The Supreme Court is set to finish another consequential term this week, and on Monday the Justices teed up for next term what could be a landmark tax case. In agreeing to hear Moore v. U.S., the Court will consider the legality of a form of wealth tax that is the long-time dream of the political left.

We recently urged the Justices to take this appeal from a bad ruling by the Ninth Circuit Court of Appeals. The case concerns a provision in the 2017 tax reform that levied a one-time mandatory repatriation tax on foreign companies, as Congress scrambled to find revenue to pay for tax-rate cuts.

But the tax applied to American shareholders, even passive investors like Charles and Kathleen Moore of Washington state. They were hit by a surprise $14,729 tax bill, though they had never seen a dime of income from their investment in a friend’s company in rural India. They were taxed instead on the unrealized income of the foreign company.

And there’s the rub. The Moores sued for a refund, but a three-judge panel of the Ninth Circuit ruled that “realization of income is not a constitutional requirement.” This defies the traditional understanding in U.S. tax law, and in Supreme Court doctrine, that income must be realized before it can be taxed. That is, the income must be real income, not merely an increase in the value of an asset in market value or on some company’s books.

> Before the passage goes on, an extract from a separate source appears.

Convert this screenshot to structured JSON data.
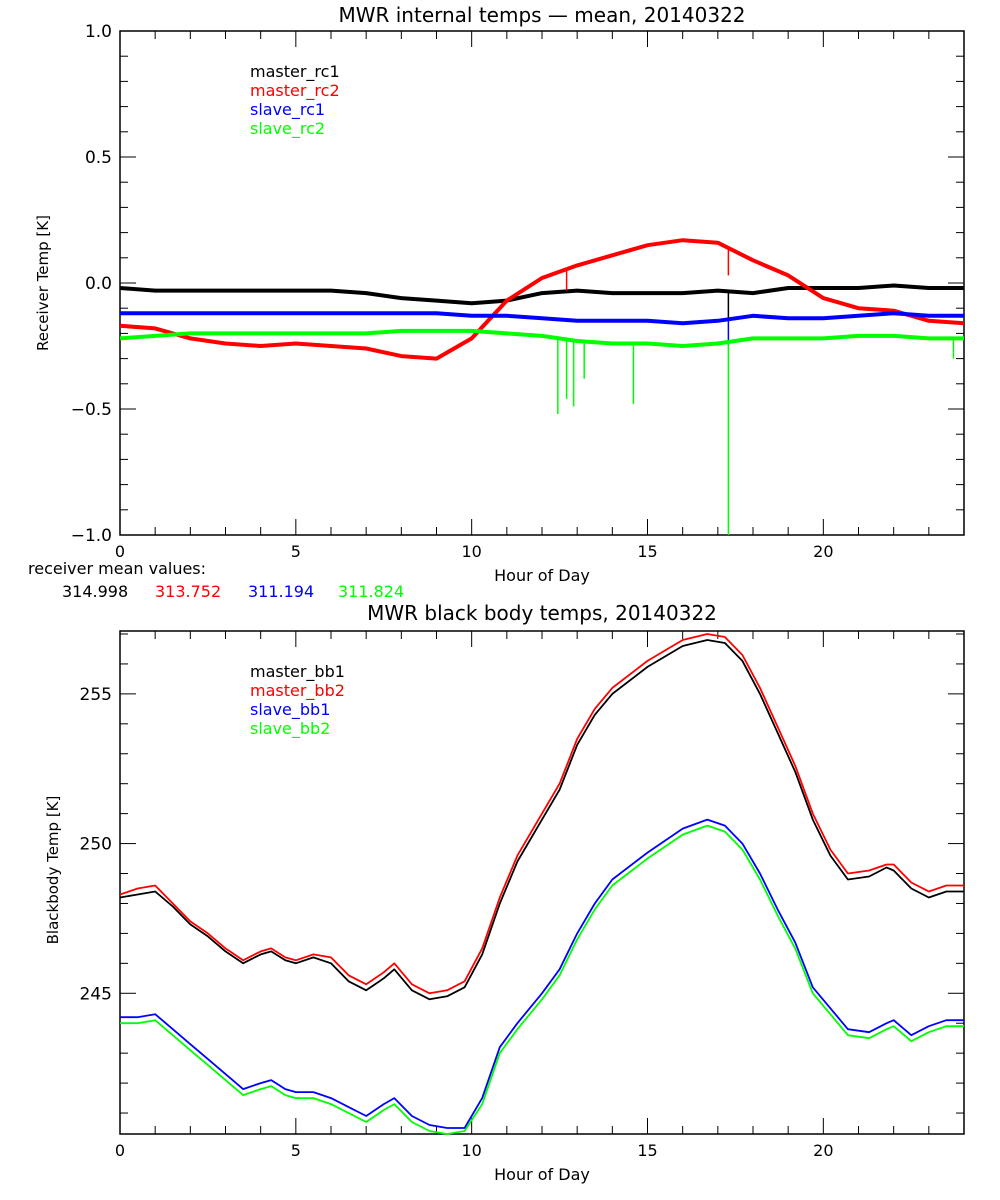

The Moores were denied an en banc hearing by the full Ninth Circuit, but four judges dissented from that denial. Judge Patrick Bumatay’s powerful dissent for the four judges will be a constitutional guide for the Supreme Court when it hears the case.

A 1920 case, Eisner v. Macomber, held that a gain in asset value qualifies as income only if it is “received or drawn by the recipient (the taxpayer) for his separate use, benefit and disposal.” The fight will be whether that precedent still holds under the Constitution’s Sixteenth Amendment that allowed the income tax.

The legal and economic stakes are high. A ruling that upholds the Ninth Circuit would open the door for Congress to tax wealth and property of all kinds, including art and collectibles. Sens. Bernie Sanders and Elizabeth Warren are wealth-tax evangelists, and Senate Finance Chairman Ron Wyden has floated a proposal. The press is already pitching the case in class-warfare terms as an opening for corporate refunds. The horror.

If the courts give a green light, prepare for a raid on much of the private wealth and savings of Americans. The Supreme Court can forestall this outcome by reinforcing its tax precedents and foreclosing the kind of levy that sideswiped the Moores. If progressives want a wealth tax, they should be obliged to amend the Sixteenth Amendment to redefine income.